Now, as he sat thinking, a mischievous light came into his eye. "There is only one that I've invited," he teased, "besides these girls that will interest you."

"And that is--?"

"Walker Jamieson, that smart-alecky reporter that we met in San Francisco a couple of years ago. Remember?"

"Remember? Of course I remember and he wasn't smart alecky. He was kind and sweet and--" But Alice didn't finish her sentence, for she became conscious of the fact that all the eyes around the dinner table were on her. She blushed prettily.

"Anyway," she justified herself, "he'll be a help in handling you, for he's smart, almost as smart as you are, daddy."

"A reporter!
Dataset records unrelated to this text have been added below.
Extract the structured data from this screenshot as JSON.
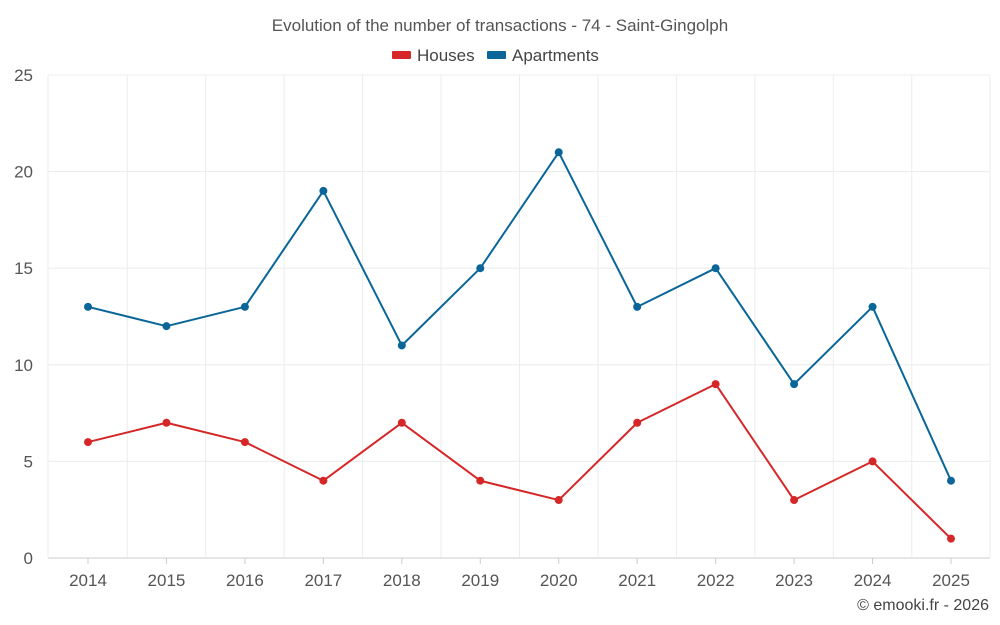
{
  "chart_data": {
    "type": "line",
    "title": "Evolution of the number of transactions - 74 - Saint-Gingolph",
    "categories": [
      "2014",
      "2015",
      "2016",
      "2017",
      "2018",
      "2019",
      "2020",
      "2021",
      "2022",
      "2023",
      "2024",
      "2025"
    ],
    "series": [
      {
        "name": "Houses",
        "color": "#d62728",
        "values": [
          6,
          7,
          6,
          4,
          7,
          4,
          3,
          7,
          9,
          3,
          5,
          1
        ]
      },
      {
        "name": "Apartments",
        "color": "#0a6699",
        "values": [
          13,
          12,
          13,
          19,
          11,
          15,
          21,
          13,
          15,
          9,
          13,
          4
        ]
      }
    ],
    "ylim": [
      0,
      25
    ],
    "yticks": [
      0,
      5,
      10,
      15,
      20,
      25
    ],
    "xlabel": "",
    "ylabel": "",
    "grid": true,
    "legend": "top-center"
  },
  "credit": "© emooki.fr - 2026"
}
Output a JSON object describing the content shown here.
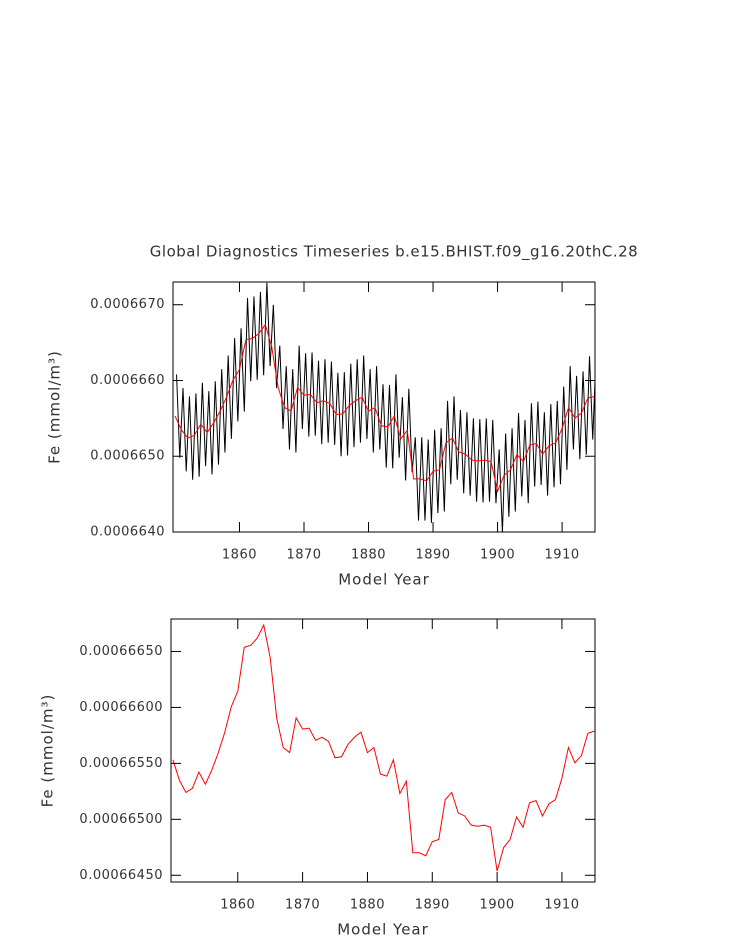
{
  "chart_data": [
    {
      "type": "line",
      "title": "Global Diagnostics Timeseries b.e15.BHIST.f09_g16.20thC.28",
      "xlabel": "Model Year",
      "ylabel": "Fe (mmol/m³)",
      "xlim": [
        1849.7,
        1915.1
      ],
      "ylim": [
        0.000664,
        0.0006673
      ],
      "xticks": [
        1860,
        1870,
        1880,
        1890,
        1900,
        1910
      ],
      "yticks": [
        {
          "value": 0.000664,
          "label": "0.0006640"
        },
        {
          "value": 0.000665,
          "label": "0.0006650"
        },
        {
          "value": 0.000666,
          "label": "0.0006660"
        },
        {
          "value": 0.000667,
          "label": "0.0006670"
        }
      ],
      "series": [
        {
          "color": "#000000",
          "x": [
            1850.25,
            1850.75,
            1851.25,
            1851.75,
            1852.25,
            1852.75,
            1853.25,
            1853.75,
            1854.25,
            1854.75,
            1855.25,
            1855.75,
            1856.25,
            1856.75,
            1857.25,
            1857.75,
            1858.25,
            1858.75,
            1859.25,
            1859.75,
            1860.25,
            1860.75,
            1861.25,
            1861.75,
            1862.25,
            1862.75,
            1863.25,
            1863.75,
            1864.25,
            1864.75,
            1865.25,
            1865.75,
            1866.25,
            1866.75,
            1867.25,
            1867.75,
            1868.25,
            1868.75,
            1869.25,
            1869.75,
            1870.25,
            1870.75,
            1871.25,
            1871.75,
            1872.25,
            1872.75,
            1873.25,
            1873.75,
            1874.25,
            1874.75,
            1875.25,
            1875.75,
            1876.25,
            1876.75,
            1877.25,
            1877.75,
            1878.25,
            1878.75,
            1879.25,
            1879.75,
            1880.25,
            1880.75,
            1881.25,
            1881.75,
            1882.25,
            1882.75,
            1883.25,
            1883.75,
            1884.25,
            1884.75,
            1885.25,
            1885.75,
            1886.25,
            1886.75,
            1887.25,
            1887.75,
            1888.25,
            1888.75,
            1889.25,
            1889.75,
            1890.25,
            1890.75,
            1891.25,
            1891.75,
            1892.25,
            1892.75,
            1893.25,
            1893.75,
            1894.25,
            1894.75,
            1895.25,
            1895.75,
            1896.25,
            1896.75,
            1897.25,
            1897.75,
            1898.25,
            1898.75,
            1899.25,
            1899.75,
            1900.25,
            1900.75,
            1901.25,
            1901.75,
            1902.25,
            1902.75,
            1903.25,
            1903.75,
            1904.25,
            1904.75,
            1905.25,
            1905.75,
            1906.25,
            1906.75,
            1907.25,
            1907.75,
            1908.25,
            1908.75,
            1909.25,
            1909.75,
            1910.25,
            1910.75,
            1911.25,
            1911.75,
            1912.25,
            1912.75,
            1913.25,
            1913.75,
            1914.25,
            1914.75,
            1915.25,
            1915.75
          ],
          "values": [
            0.00066608,
            0.00066498,
            0.0006659,
            0.0006648,
            0.00066579,
            0.00066469,
            0.00066583,
            0.00066473,
            0.00066597,
            0.00066487,
            0.00066586,
            0.00066476,
            0.00066599,
            0.00066489,
            0.00066615,
            0.00066505,
            0.00066633,
            0.00066523,
            0.00066656,
            0.00066546,
            0.00066669,
            0.00066559,
            0.00066709,
            0.00066599,
            0.00066711,
            0.00066601,
            0.00066717,
            0.00066607,
            0.00066729,
            0.00066619,
            0.000667,
            0.0006659,
            0.00066646,
            0.00066536,
            0.00066619,
            0.00066509,
            0.00066615,
            0.00066505,
            0.00066646,
            0.00066536,
            0.00066636,
            0.00066526,
            0.00066637,
            0.00066527,
            0.00066626,
            0.00066516,
            0.00066628,
            0.00066518,
            0.00066625,
            0.00066515,
            0.0006661,
            0.000665,
            0.00066611,
            0.00066501,
            0.00066622,
            0.00066512,
            0.00066628,
            0.00066518,
            0.00066633,
            0.00066523,
            0.00066615,
            0.00066505,
            0.00066619,
            0.00066509,
            0.00066595,
            0.00066485,
            0.00066594,
            0.00066484,
            0.00066608,
            0.00066498,
            0.00066578,
            0.00066468,
            0.00066589,
            0.00066479,
            0.00066525,
            0.00066415,
            0.00066525,
            0.00066415,
            0.00066522,
            0.00066412,
            0.00066535,
            0.00066425,
            0.00066537,
            0.00066427,
            0.00066573,
            0.00066463,
            0.00066579,
            0.00066469,
            0.00066561,
            0.00066451,
            0.00066558,
            0.00066448,
            0.0006655,
            0.0006644,
            0.00066549,
            0.00066439,
            0.0006655,
            0.0006644,
            0.00066548,
            0.00066438,
            0.00066509,
            0.00066399,
            0.0006653,
            0.0006642,
            0.00066537,
            0.00066427,
            0.00066557,
            0.00066447,
            0.00066548,
            0.00066438,
            0.0006657,
            0.0006646,
            0.00066572,
            0.00066462,
            0.00066558,
            0.00066448,
            0.00066569,
            0.00066459,
            0.00066573,
            0.00066463,
            0.00066592,
            0.00066482,
            0.00066619,
            0.00066509,
            0.00066606,
            0.00066496,
            0.00066612,
            0.00066502,
            0.00066632,
            0.00066522,
            0.00066634,
            0.00066524
          ]
        },
        {
          "color": "#ff0000",
          "x": [
            1850,
            1851,
            1852,
            1853,
            1854,
            1855,
            1856,
            1857,
            1858,
            1859,
            1860,
            1861,
            1862,
            1863,
            1864,
            1865,
            1866,
            1867,
            1868,
            1869,
            1870,
            1871,
            1872,
            1873,
            1874,
            1875,
            1876,
            1877,
            1878,
            1879,
            1880,
            1881,
            1882,
            1883,
            1884,
            1885,
            1886,
            1887,
            1888,
            1889,
            1890,
            1891,
            1892,
            1893,
            1894,
            1895,
            1896,
            1897,
            1898,
            1899,
            1900,
            1901,
            1902,
            1903,
            1904,
            1905,
            1906,
            1907,
            1908,
            1909,
            1910,
            1911,
            1912,
            1913,
            1914,
            1915
          ],
          "values": [
            0.000665532,
            0.000665349,
            0.00066524,
            0.000665276,
            0.000665422,
            0.000665313,
            0.000665441,
            0.000665596,
            0.000665779,
            0.000666007,
            0.000666144,
            0.000666537,
            0.000666555,
            0.000666619,
            0.000666737,
            0.000666445,
            0.000665906,
            0.000665642,
            0.000665596,
            0.000665906,
            0.000665806,
            0.000665815,
            0.000665706,
            0.000665733,
            0.000665696,
            0.00066555,
            0.000665559,
            0.000665669,
            0.000665733,
            0.000665779,
            0.000665596,
            0.000665642,
            0.000665404,
            0.000665386,
            0.000665532,
            0.000665231,
            0.00066534,
            0.000664701,
            0.000664701,
            0.000664674,
            0.000664801,
            0.00066482,
            0.000665176,
            0.00066524,
            0.000665057,
            0.00066503,
            0.000664948,
            0.000664938,
            0.000664948,
            0.000664929,
            0.000664537,
            0.000664747,
            0.00066482,
            0.000665021,
            0.000664929,
            0.000665148,
            0.000665167,
            0.00066503,
            0.000665139,
            0.000665176,
            0.000665368,
            0.000665642,
            0.000665505,
            0.000665569,
            0.000665769,
            0.000665788
          ]
        }
      ]
    },
    {
      "type": "line",
      "xlabel": "Model Year",
      "ylabel": "Fe (mmol/m³)",
      "xlim": [
        1849.7,
        1915.1
      ],
      "ylim": [
        0.00066444,
        0.00066679
      ],
      "xticks": [
        1860,
        1870,
        1880,
        1890,
        1900,
        1910
      ],
      "yticks": [
        {
          "value": 0.0006645,
          "label": "0.00066450"
        },
        {
          "value": 0.000665,
          "label": "0.00066500"
        },
        {
          "value": 0.0006655,
          "label": "0.00066550"
        },
        {
          "value": 0.000666,
          "label": "0.00066600"
        },
        {
          "value": 0.0006665,
          "label": "0.00066650"
        }
      ],
      "series": [
        {
          "color": "#ff0000",
          "x": [
            1850,
            1851,
            1852,
            1853,
            1854,
            1855,
            1856,
            1857,
            1858,
            1859,
            1860,
            1861,
            1862,
            1863,
            1864,
            1865,
            1866,
            1867,
            1868,
            1869,
            1870,
            1871,
            1872,
            1873,
            1874,
            1875,
            1876,
            1877,
            1878,
            1879,
            1880,
            1881,
            1882,
            1883,
            1884,
            1885,
            1886,
            1887,
            1888,
            1889,
            1890,
            1891,
            1892,
            1893,
            1894,
            1895,
            1896,
            1897,
            1898,
            1899,
            1900,
            1901,
            1902,
            1903,
            1904,
            1905,
            1906,
            1907,
            1908,
            1909,
            1910,
            1911,
            1912,
            1913,
            1914,
            1915
          ],
          "values": [
            0.000665532,
            0.000665349,
            0.00066524,
            0.000665276,
            0.000665422,
            0.000665313,
            0.000665441,
            0.000665596,
            0.000665779,
            0.000666007,
            0.000666144,
            0.000666537,
            0.000666555,
            0.000666619,
            0.000666737,
            0.000666445,
            0.000665906,
            0.000665642,
            0.000665596,
            0.000665906,
            0.000665806,
            0.000665815,
            0.000665706,
            0.000665733,
            0.000665696,
            0.00066555,
            0.000665559,
            0.000665669,
            0.000665733,
            0.000665779,
            0.000665596,
            0.000665642,
            0.000665404,
            0.000665386,
            0.000665532,
            0.000665231,
            0.00066534,
            0.000664701,
            0.000664701,
            0.000664674,
            0.000664801,
            0.00066482,
            0.000665176,
            0.00066524,
            0.000665057,
            0.00066503,
            0.000664948,
            0.000664938,
            0.000664948,
            0.000664929,
            0.000664537,
            0.000664747,
            0.00066482,
            0.000665021,
            0.000664929,
            0.000665148,
            0.000665167,
            0.00066503,
            0.000665139,
            0.000665176,
            0.000665368,
            0.000665642,
            0.000665505,
            0.000665569,
            0.000665769,
            0.000665788
          ]
        }
      ]
    }
  ]
}
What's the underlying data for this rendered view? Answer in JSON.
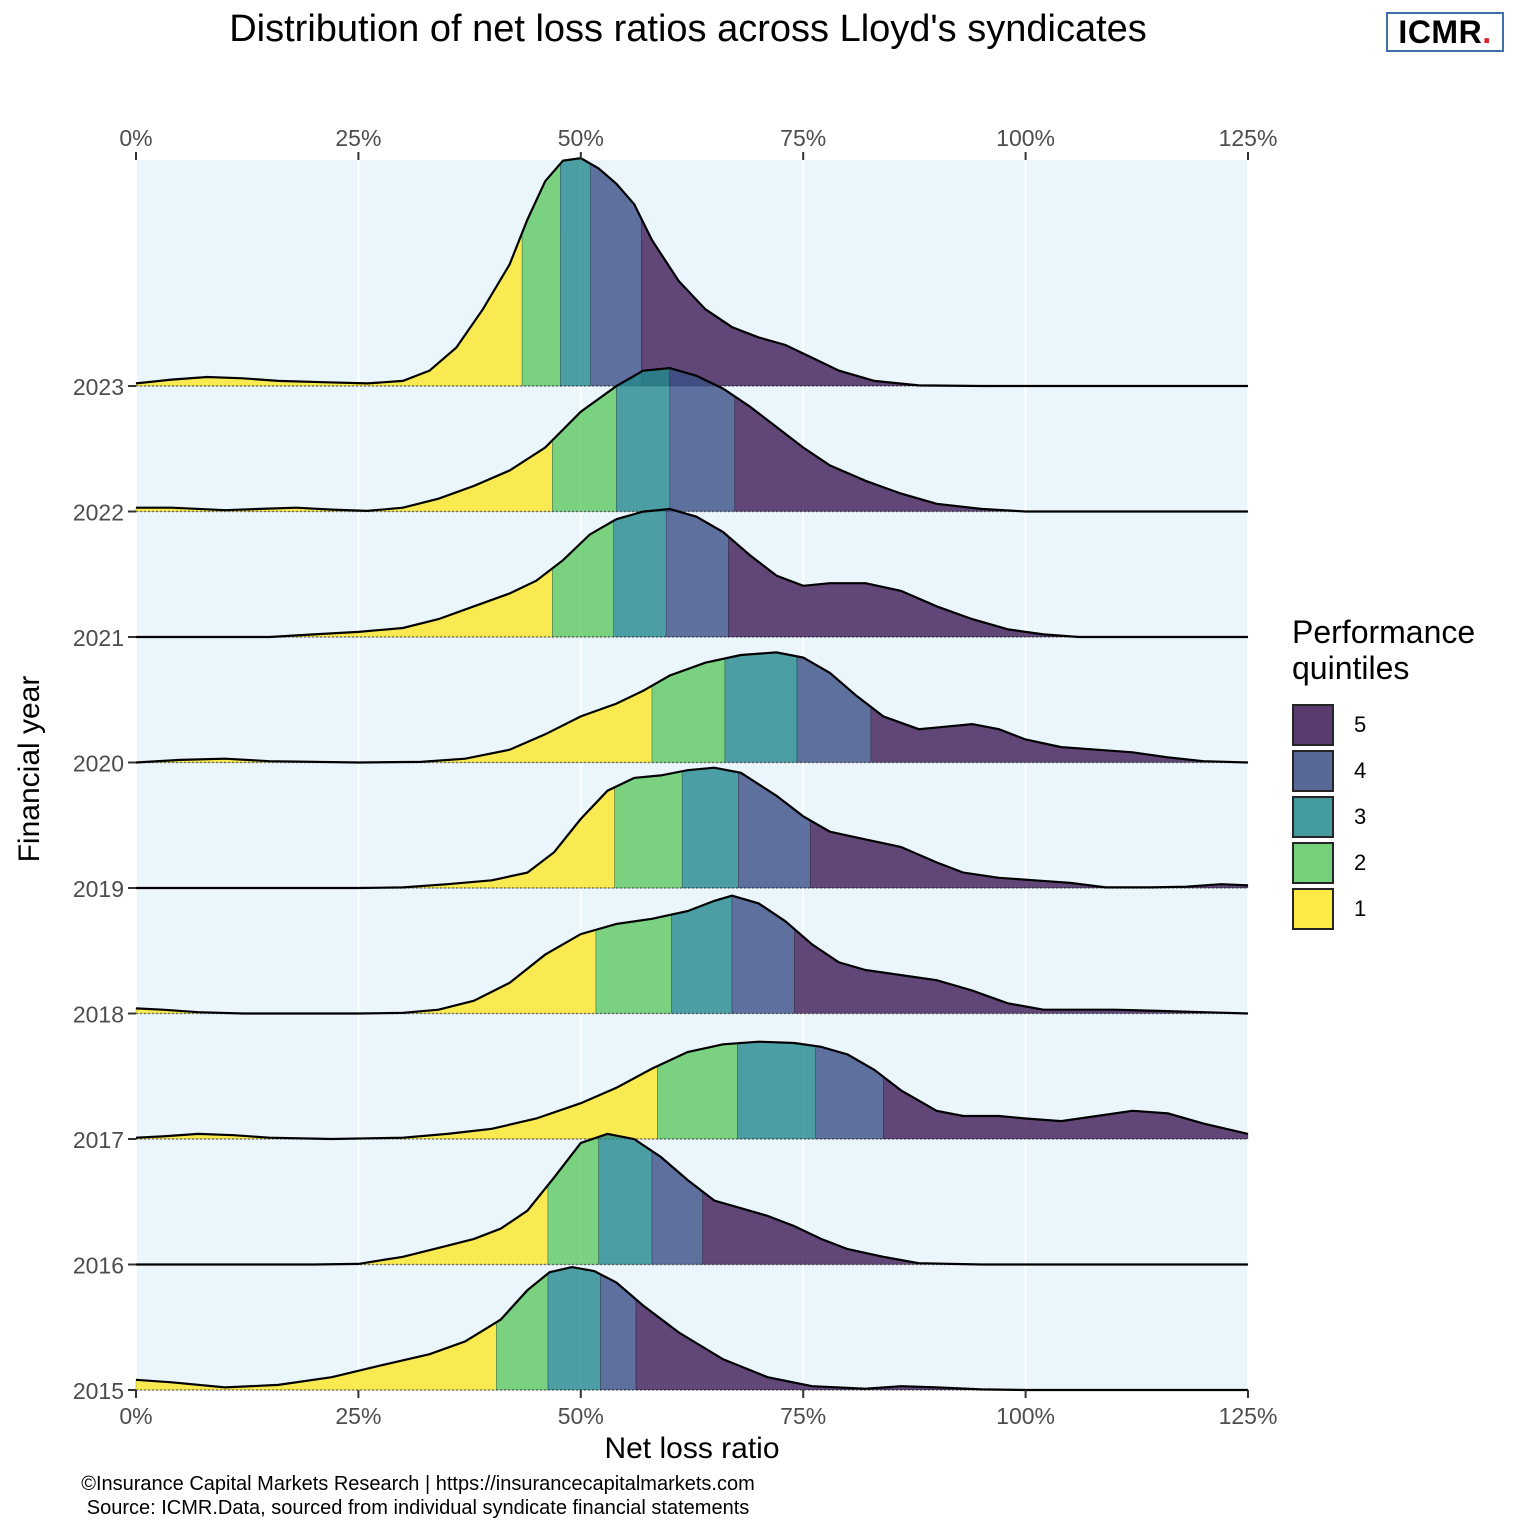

You mean to say a real newspaper reporter will be down there with us?" Nan couldn't contain herself any longer.

"Yep, a no good reporter." Adair MacKenzie tried hard to look disdainful as he said this, but he didn't succeed very well and both Nan and Bess guessed that he had a genuine regard for the "young scamp" as he called him. "Got to have someone around," he muttered as he drank his coffee, "to help handle you women, even if it's a young scalawag who spends all his time tracking down stories for your worthless newspaper."

"Stories!" Bess and Nan were wide-eyed.

"Now, see here," Adair shook his finger in the direction of the two young girls, "reporters are no good. They're a lazy lot that hang around with their feet on desks pretending to think. Think! Why, I never knew one yet that had a thought worth telling, let alone writing.

"This one that you are going to meet is no better than the rest. M-m-m, and no worse either," he conceded as he noted the expression on Alice's face. "I asked him to come along because he has a knack of making things lively wherever he is.

"Soon's he gets those two big feet of his down off his desk, he makes things hum. That's the way he is, lazy one minute, full of action the next. If there's absolutely nothing happening, he knows how to stir things up. I rather like a man like that--not that I like him," he added hastily, "but if we're going to go across the border this summer, got to have someone like him around. Might just as well be Jamieson as anyone else."

"And will he write stories while we're there and will they be in the paper?" Nan was reluctant to let the conversation about the young reporter drop.

"Never can tell anything about people like him," Adair MacKenzie shook his head as though he would be the last person in the world to predict anything about reporters. Could he have looked into the future he would have shaken it even more violently, for in the next few weeks Walker Jamieson, with the help of Nan and the Lakeview Hall crowd, was to uncover in Mexico one of the biggest stories of the year.